Juchtzer and a team of DRI researchers, along with nearly 35 other scientists, embarked on a unique kind of camping trip this June. The group spent several days and nights in a remote area of central Utah’s Fishlake National Forest to do something that’s never been done before: to light 2000 acres of forest on fire and conduct the biggest prescribed fire experiment yet attempted.
Led by the U.S. Forest Service, the Fire and Smoke Model Evaluation Experiment (FASMEE) has been years in the making. Tim Brown, Ph.D., Research Professor of Climatology at DRI and Director of the Western Region Climate Center, began collaborating on the project with colleagues at the USFS Pacific Northwest Research Station in 2013, with the idea of giving scientists the unprecedented opportunity to collect a range of data before, during, and after a large wildland fire.
Today, the project has evolved to bring together researchers from several universities and government agencies, including NASA and the EPA, in order to study fire from as many angles as possible, like the characteristics of the burning fuels, the chemistry of the smoke plume, fire behavior, and more. Roger Ottmar, Ph.D., Research Forester with the U.S. Forest Service and FASMEE lead, says the diversity of expertise is essential to the project’s goals.
“This is multi-agency and multi-organizational because we’re trying to collect not just smoke or soil but an entire suite of data that can be used to both evaluate and advance the fire and smoke models we use now,” Ottmar explained.
Fire managers rely on models to make critical on-the-ground decisions, like who to evacuate and when, where to allocate resources on the fire line, and when to issue air quality warnings, to name just a few. However, fires are changing, and the tools designed understand them aren’t keeping up.

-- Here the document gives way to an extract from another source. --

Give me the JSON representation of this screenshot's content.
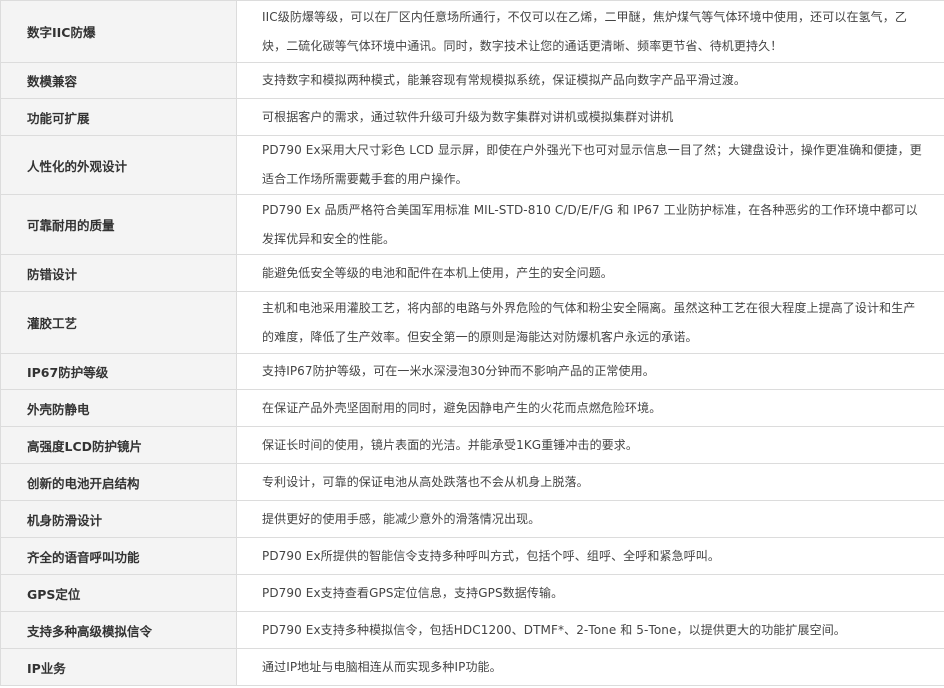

“As fires get bigger and more destructive, we’re finding that the tools scientists and resource managers use to understand fires and predict their behavior are becoming inadequate,” explained Adam Watts, Ph.D., Associate Research Professor and director of DRI’s Airborne Systems Testing and Environmental Research (ASTER) Lab. “We need to develop the next generation of tools to help us understand modern wildfires, and that’s what this project aims to achieve.”
The DRI team, which included Watts and Juchtzer along with Dave Vuono, Patrick Melarkey, and David Page, deployed unmanned aircraft systems (UAS, or drones) outfitted with scientific instruments over the fire as it burned. This is precisely the specialty of the ASTER lab: developing and refining scientific equipment, installing it on DRI’s UAS fleet, and deploying them in challenging environments like wildland fires.
For this FASMEE burn, the DRI team’s particular focus, among the many research areas explored in the project, was to better understand the chemical and biological components of smoke. To study these elements, DRI collaborated with the EPA and the University of Idaho to fly custom air quality sensors and samplers above and inside the smoke plume.
This research burn allowed the team to not only collect valuable data but also run critical tests of their equipment. The task of getting the UAS loaded with scientific instruments off the ground and into the hot column of smoke was a daunting technical challenge. When asked how this UAS flight compared to others he’s piloted in the past, DRI field technician Patrick Melarkey just laughed.
“It was like night and day,” he said. “During the flight, they’d say, okay, see that dark, black part [of the smoke plume]? Fly into that.”
Now that the burn is over, researchers have returned to the lab to analyze samples and make the necessary updates to their equipment. Though this project was the first of its kind, Watts says it’s definitely not the last.
“In the future, I expect that we’ll incorporate even more sophisticated science teams and work to develop more innovative equipment to collect data,” he explained. “This work is essential if we’re going to create the next generation of tools to help us cope with modern, extreme fires.”